42 U.S.C. § 1981(c); King v. United States Postal Serv.,
01 Civ. 8876 (GEL), 2002 WL 1067825 at *3 (S.D.N.Y. May 29, 2002)
("[Section] 1981 by its own terms explicitly protects equal contract
rights only against impairment by nongovernmental discrimination and
impairment under color of State law." (internal quotation marks and
citation omitted)). Here, plaintiff's claim does not involve
nongovernmental discrimination or impairment under the color of state
law. Accordingly, plaintiff's claim under Section 1981 is dismissed.
b. 5 U.S.C. § 7201
Plaintiff's claim under 5 U.S.C. § 7201 should also dismissed.
Section 7201, which provides for the establishment of minority
recruitment programs within federal agencies, does not give rise to a
private cause of action. See Scipio v. Weinberger, 622 F. Supp. 47,
48 (D.C. 111. 1985) (No private right of action under Section 7201.
"Title VII is the exclusive
and preemptive avenue of relief for allegations of racial
discrimination in federal employment."). Accordingly, plaintiff's claim
under Section 7201 is dismissed.
c. The ADEA
Defendants also argue that plaintiff's claim under the ADEA should be
dismissed because plaintiff does not allege her age (Def. Mem. at 8).
The ADEA provides protection against discrimination on the basis of age
to individuals "who are at least 40 years of age." 29 U.S.C. § 631.
See also Rose v. New York City Bd. of Educ., 257 F.3d 156, 157
(2d Cir. 2001). It provides no protection to individuals under 40 years
Plaintiff does not allege anywhere in her pleadings that she is at
least forty years of age. Although it appears that plaintiff does, in
fact, meet this requirement, she has failed to allege it, and, therefore
has failed to allege an essential element of a claim under the ADEA.
Golyar v. McCausland, 738 F. Supp. 1090, 1093 (W.D. Mich. 1990)

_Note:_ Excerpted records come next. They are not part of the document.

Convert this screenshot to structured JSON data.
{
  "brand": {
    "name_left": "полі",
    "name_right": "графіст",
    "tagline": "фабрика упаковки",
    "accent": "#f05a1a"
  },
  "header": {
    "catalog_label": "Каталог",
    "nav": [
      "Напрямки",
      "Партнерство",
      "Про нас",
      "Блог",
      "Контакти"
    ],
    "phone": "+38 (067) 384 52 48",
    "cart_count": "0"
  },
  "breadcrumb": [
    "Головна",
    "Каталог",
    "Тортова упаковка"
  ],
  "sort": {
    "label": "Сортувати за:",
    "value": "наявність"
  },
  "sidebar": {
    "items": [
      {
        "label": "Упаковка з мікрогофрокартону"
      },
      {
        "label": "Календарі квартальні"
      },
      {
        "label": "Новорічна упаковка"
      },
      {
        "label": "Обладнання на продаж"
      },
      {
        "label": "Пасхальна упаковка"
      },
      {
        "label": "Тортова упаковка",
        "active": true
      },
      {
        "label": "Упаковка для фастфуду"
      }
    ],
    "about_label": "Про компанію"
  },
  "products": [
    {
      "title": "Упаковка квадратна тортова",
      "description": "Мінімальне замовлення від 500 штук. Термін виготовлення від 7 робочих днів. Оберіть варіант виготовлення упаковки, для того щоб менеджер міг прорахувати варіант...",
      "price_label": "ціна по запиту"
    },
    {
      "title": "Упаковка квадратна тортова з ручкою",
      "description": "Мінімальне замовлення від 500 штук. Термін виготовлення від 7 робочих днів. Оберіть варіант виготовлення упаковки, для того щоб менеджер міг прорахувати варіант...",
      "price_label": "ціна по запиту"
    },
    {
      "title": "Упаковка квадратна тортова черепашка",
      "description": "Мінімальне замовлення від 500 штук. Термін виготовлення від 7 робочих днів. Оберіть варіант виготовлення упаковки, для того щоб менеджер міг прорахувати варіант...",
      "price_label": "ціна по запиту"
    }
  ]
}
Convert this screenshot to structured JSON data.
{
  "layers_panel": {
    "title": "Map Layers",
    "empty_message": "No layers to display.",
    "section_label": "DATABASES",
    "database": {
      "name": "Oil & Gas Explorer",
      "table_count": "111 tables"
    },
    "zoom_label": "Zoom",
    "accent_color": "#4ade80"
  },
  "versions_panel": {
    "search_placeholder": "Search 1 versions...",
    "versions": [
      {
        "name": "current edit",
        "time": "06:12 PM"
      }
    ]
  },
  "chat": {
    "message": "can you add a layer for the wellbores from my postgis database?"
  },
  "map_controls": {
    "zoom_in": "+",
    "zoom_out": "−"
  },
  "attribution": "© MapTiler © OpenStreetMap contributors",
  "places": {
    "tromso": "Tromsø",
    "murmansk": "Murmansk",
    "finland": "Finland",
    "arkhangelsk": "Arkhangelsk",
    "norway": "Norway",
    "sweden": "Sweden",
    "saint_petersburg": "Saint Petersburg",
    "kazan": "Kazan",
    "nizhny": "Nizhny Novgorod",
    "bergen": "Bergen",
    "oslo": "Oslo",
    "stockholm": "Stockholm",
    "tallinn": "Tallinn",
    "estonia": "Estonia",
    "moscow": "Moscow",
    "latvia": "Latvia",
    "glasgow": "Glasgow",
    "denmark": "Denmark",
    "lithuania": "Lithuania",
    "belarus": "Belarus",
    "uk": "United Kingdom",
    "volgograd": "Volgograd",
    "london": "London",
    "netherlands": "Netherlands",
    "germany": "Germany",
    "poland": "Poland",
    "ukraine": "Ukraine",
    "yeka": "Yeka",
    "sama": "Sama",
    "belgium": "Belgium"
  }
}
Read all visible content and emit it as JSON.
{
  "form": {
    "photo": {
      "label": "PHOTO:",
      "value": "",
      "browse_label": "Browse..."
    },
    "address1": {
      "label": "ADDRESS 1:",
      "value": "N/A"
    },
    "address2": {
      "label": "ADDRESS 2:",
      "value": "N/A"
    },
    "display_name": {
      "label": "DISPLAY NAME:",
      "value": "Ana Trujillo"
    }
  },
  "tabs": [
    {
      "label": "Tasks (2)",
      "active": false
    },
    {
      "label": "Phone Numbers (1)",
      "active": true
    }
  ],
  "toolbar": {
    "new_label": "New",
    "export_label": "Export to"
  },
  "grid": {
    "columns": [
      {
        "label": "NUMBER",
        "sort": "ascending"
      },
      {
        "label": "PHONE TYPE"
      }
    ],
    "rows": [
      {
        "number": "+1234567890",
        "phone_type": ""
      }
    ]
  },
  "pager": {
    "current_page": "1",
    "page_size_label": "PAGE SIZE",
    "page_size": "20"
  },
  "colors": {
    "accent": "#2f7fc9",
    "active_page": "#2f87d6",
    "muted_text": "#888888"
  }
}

("The complaint must in essence set forth enough information to outline
the elements of a claim or to permit inferences to be drawn that these
elements exist."), citing Jenkins v. McKeithen, 395 U.S. 411
(1969). Accordingly, plaintiff's claim under the ADEA is dismissed
without prejudice to plaintiff's filing an amended
complaint that expressly alleges that plaintiff is plaintiff's
filing an amended complaint that expressly alleges that plaintiff was at
least forty years of age at the time her employment was terminated.
Accordingly, for all the foregoing reasons, plaintiff's claims alleging
violations of 42 U.S.C. § 1981 and 5 U.S.C. § 7201 are dismissed
with prejudice. Plaintiff's claim under the ADA, to the extent it has not
been withdrawn, is also dismissed with prejudice. Plaintiff's claims
alleging violations of Title VII, the Rehabilitation Act and the ADEA are
dismissed without prejudice; plaintiff is granted leave to file a second
amended complaint correcting the deficiencies cited herein no later than
twenty (20) days after the date of this Opinion and Order.